Ein Anhängsel der SPD?
„Was habt Ihr eigentlich so gemacht?“, hört Blanke kritische Grünen-Sympathisanten fragen. Und: „Seid Ihr nur ein Anhängsel der SPD?“ Der gelernte Werbekaufmann hat deshalb auf dem Saporishja-Platz in der Oberhausener Innenstadt vor der kleinen örtlichen Parteizentrale „Freiraum“ einen Tisch, drei Stühle, ein paar alkoholfreie Getränke sowie ein Grünen-Plakat aufgebaut und – damit kein Zweifel über wichtige Grünen-Themen aufkommt – ein Fahrrad auffällig platziert.
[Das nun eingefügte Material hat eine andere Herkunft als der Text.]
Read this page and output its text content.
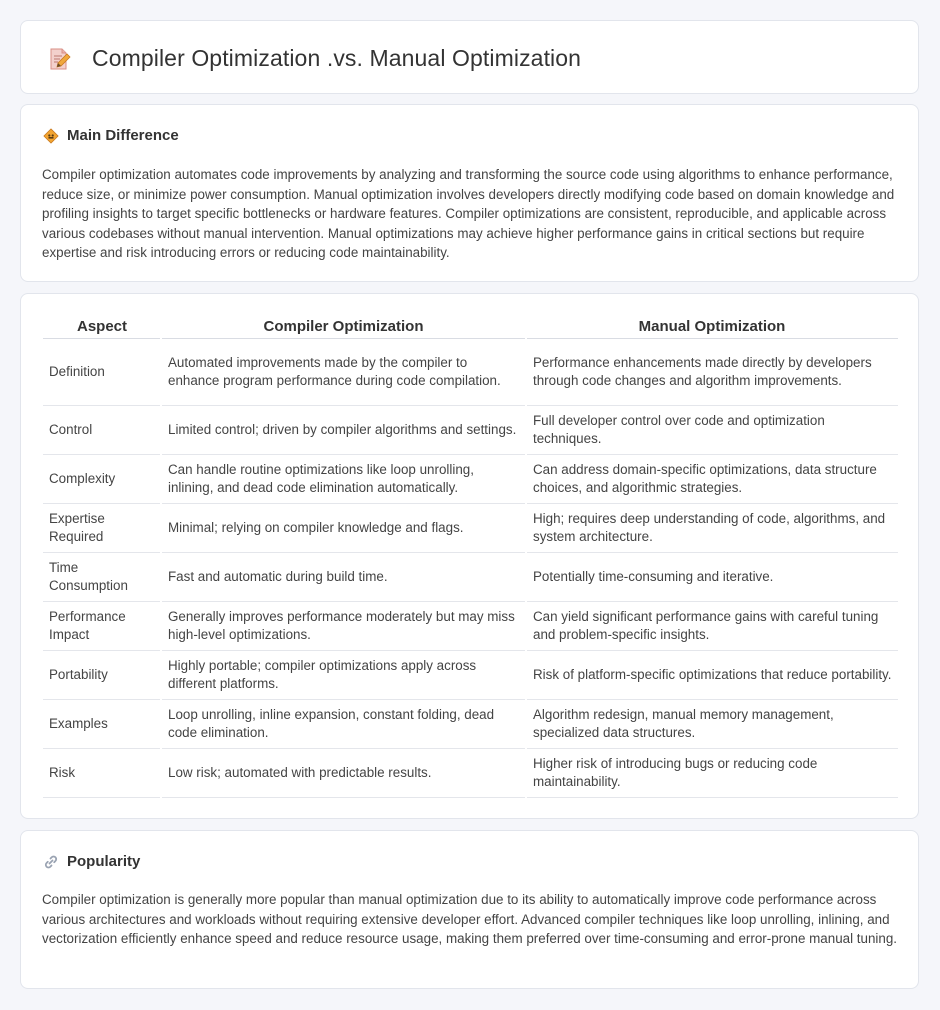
Compiler Optimization .vs. Manual Optimization
Main Difference

Compiler optimization automates code improvements by analyzing and transforming the source code using algorithms to enhance performance, reduce size, or minimize power consumption. Manual optimization involves developers directly modifying code based on domain knowledge and profiling insights to target specific bottlenecks or hardware features. Compiler optimizations are consistent, reproducible, and applicable across various codebases without manual intervention. Manual optimizations may achieve higher performance gains in critical sections but require expertise and risk introducing errors or reducing code maintainability.

Aspect	Compiler Optimization	Manual Optimization
Definition	Automated improvements made by the compiler to enhance program performance during code compilation.	Performance enhancements made directly by developers through code changes and algorithm improvements.
Control	Limited control; driven by compiler algorithms and settings.	Full developer control over code and optimization techniques.
Complexity	Can handle routine optimizations like loop unrolling, inlining, and dead code elimination automatically.	Can address domain-specific optimizations, data structure choices, and algorithmic strategies.
Expertise Required	Minimal; relying on compiler knowledge and flags.	High; requires deep understanding of code, algorithms, and system architecture.
Time Consumption	Fast and automatic during build time.	Potentially time-consuming and iterative.
Performance Impact	Generally improves performance moderately but may miss high-level optimizations.	Can yield significant performance gains with careful tuning and problem-specific insights.
Portability	Highly portable; compiler optimizations apply across different platforms.	Risk of platform-specific optimizations that reduce portability.
Examples	Loop unrolling, inline expansion, constant folding, dead code elimination.	Algorithm redesign, manual memory management, specialized data structures.
Risk	Low risk; automated with predictable results.	Higher risk of introducing bugs or reducing code maintainability.
Popularity

Compiler optimization is generally more popular than manual optimization due to its ability to automatically improve code performance across various architectures and workloads without requiring extensive developer effort. Advanced compiler techniques like loop unrolling, inlining, and vectorization efficiently enhance speed and reduce resource usage, making them preferred over time-consuming and error-prone manual tuning.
Mitgebracht hat er ein paar Seiten Papier mit Listen grüner Erfolge – Vorbereitung für ein Gespräch über die Themen, die sich die Grünen auf ihre Fahnen schreiben. Schließlich regieren die Oberhausener Grünen schon seit 2009 mit den schwächelnden Sozialdemokraten. Und daher werden sie von den Bürgern auch schon für all das verantwortlich gemacht, was nicht gut läuft in Oberhausen. Aber nicht unbedingt dafür, was gut läuft – erst Recht nicht in Zeiten eines recht rührigen, marketing-orientierten CDU-Oberbürgermeisters .
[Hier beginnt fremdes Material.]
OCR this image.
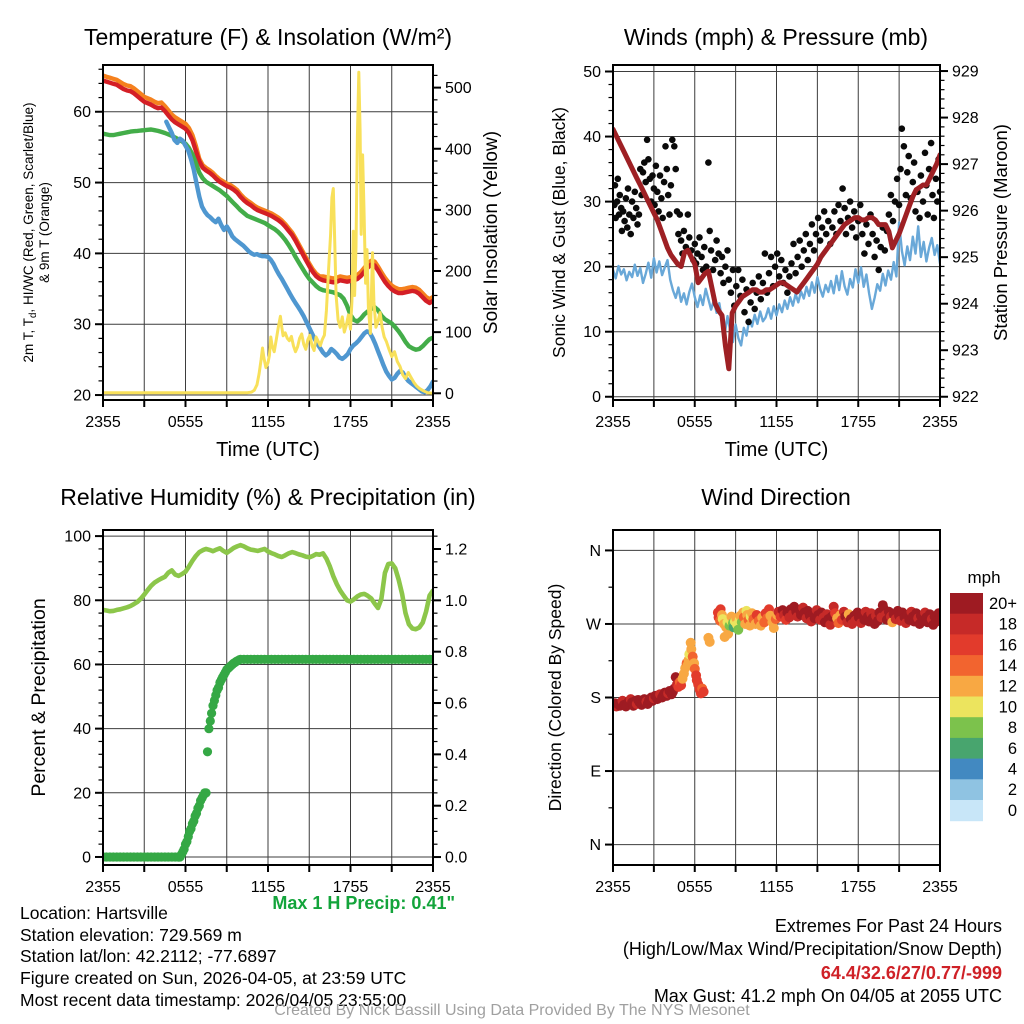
Temperature (F) & Insolation (W/m²)	Winds (mph) & Pressure (mb)
Relative Humidity (%) & Precipitation (in)	Wind Direction
2355	0555	1155	1755	2355
Time (UTC)
20
30
40
50
60
2m T, $T_d$, HI/WC (Red, Green, Scarlet/Blue) & 9m T (Orange)
0
100
200
300
400
500
Solar Insolation (Yellow)
2355	0555	1155	1755	2355
Time (UTC)
0
10
20
30
40
50
Sonic Wind & Gust (Blue, Black)
922
923
924
925
926
927
928
929
Station Pressure (Maroon)
2355	0555	1155	1755	2355
0
20
40
60
80
100
Percent & Precipitation
0.0
0.2
0.4
0.6
0.8
1.0
1.2
2355	0555	1155	1755	2355
N
E
S
W
N
Direction (Colored By Speed)	20+
18
16
14
12
10
8
6
4
2
0
mph
Location: Hartsville
Station elevation: 729.569 m
Station lat/lon: 42.2112; -77.6897
Figure created on Sun, 2026-04-05, at 23:59 UTC
Most recent data timestamp: 2026/04/05 23:55:00
Max 1 H Precip: 0.41"
Extremes For Past 24 Hours
(High/Low/Max Wind/Precipitation/Snow Depth)
64.4/32.6/27/0.77/-999
Max Gust: 41.2 mph On 04/05 at 2055 UTC
Created By Nick Bassill Using Data Provided By The NYS Mesonet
„Wir haben dicke Bretter in der Koalition gebohrt und nicht nur bei unseren Herzensthemen, wie elektrische Mobilität und Rad-Infrastruktur, einiges auf den Weg gebracht“, sagt Blanke.
Er listet viele Punkte auf: Die Reform der Stadttochter OGM, weil deren Dienstleistung zur Kritik genug Anlass gab; das Jugendparlament; der Kita-Navigator zur zügigen Vergabe von Kita-Plätzen; die mögliche Betreuung der Kinder in Randzeiten; der Beschluss zur Rettung von kleinen Grundschulen; der Kampf gegen die Praxis von Gymnasien und Realschulen, Kinder abzuschulen; der Erhalt der strengen Baumschutzsatzung oder auch das Aktionsbündnis für den Bau der Straßenbahn 105 vom Centro nach Essen-Frintrop.
Und natürlich wurden für Radler sichere Radboxen an Bahnhöfen gefordert und der Ausbau des Radwegnetzes vorangetrieben. So pochen die Grünen auf Radstreifen an der Helmholtzstraße, obwohl dadurch 80 Parkplätze für Autos wegfallen („Es gibt kein Recht auf einen Parkplatz vor der Haustür“).
Zuletzt veranlasst haben die Grünen im Rat, dass die Stadtverwaltung beim Bau von Gebäuden nicht nur den Neubau-Preis betrachten soll, sondern die Kosten des gesamten Lebenszyklus – das fördert nachhaltiges, energie-armes Bauen, das sich ja erst im Laufe der Jahre rentiert.
„Wir sind ja nur der kleinere Koalitionspartner, aber wir haben verdammt viel durchgesetzt. Wir ringen intern um Inhalte und Worte – aber das ist ja in einer Koalition das normale Spiel, einen Kompromiss zu finden, denn am Ende unterschreiben ja alle“, erläutert Blanke.
Im Unterschied zu anderen rot-grünen Koalitionen im Land und Bund lieben es die Oberhausener Parteipolitiker, solche manchmal auch beinharten Kompromisse hinter verschlossenen Türen ohne breite Öffentlichkeit zu finden.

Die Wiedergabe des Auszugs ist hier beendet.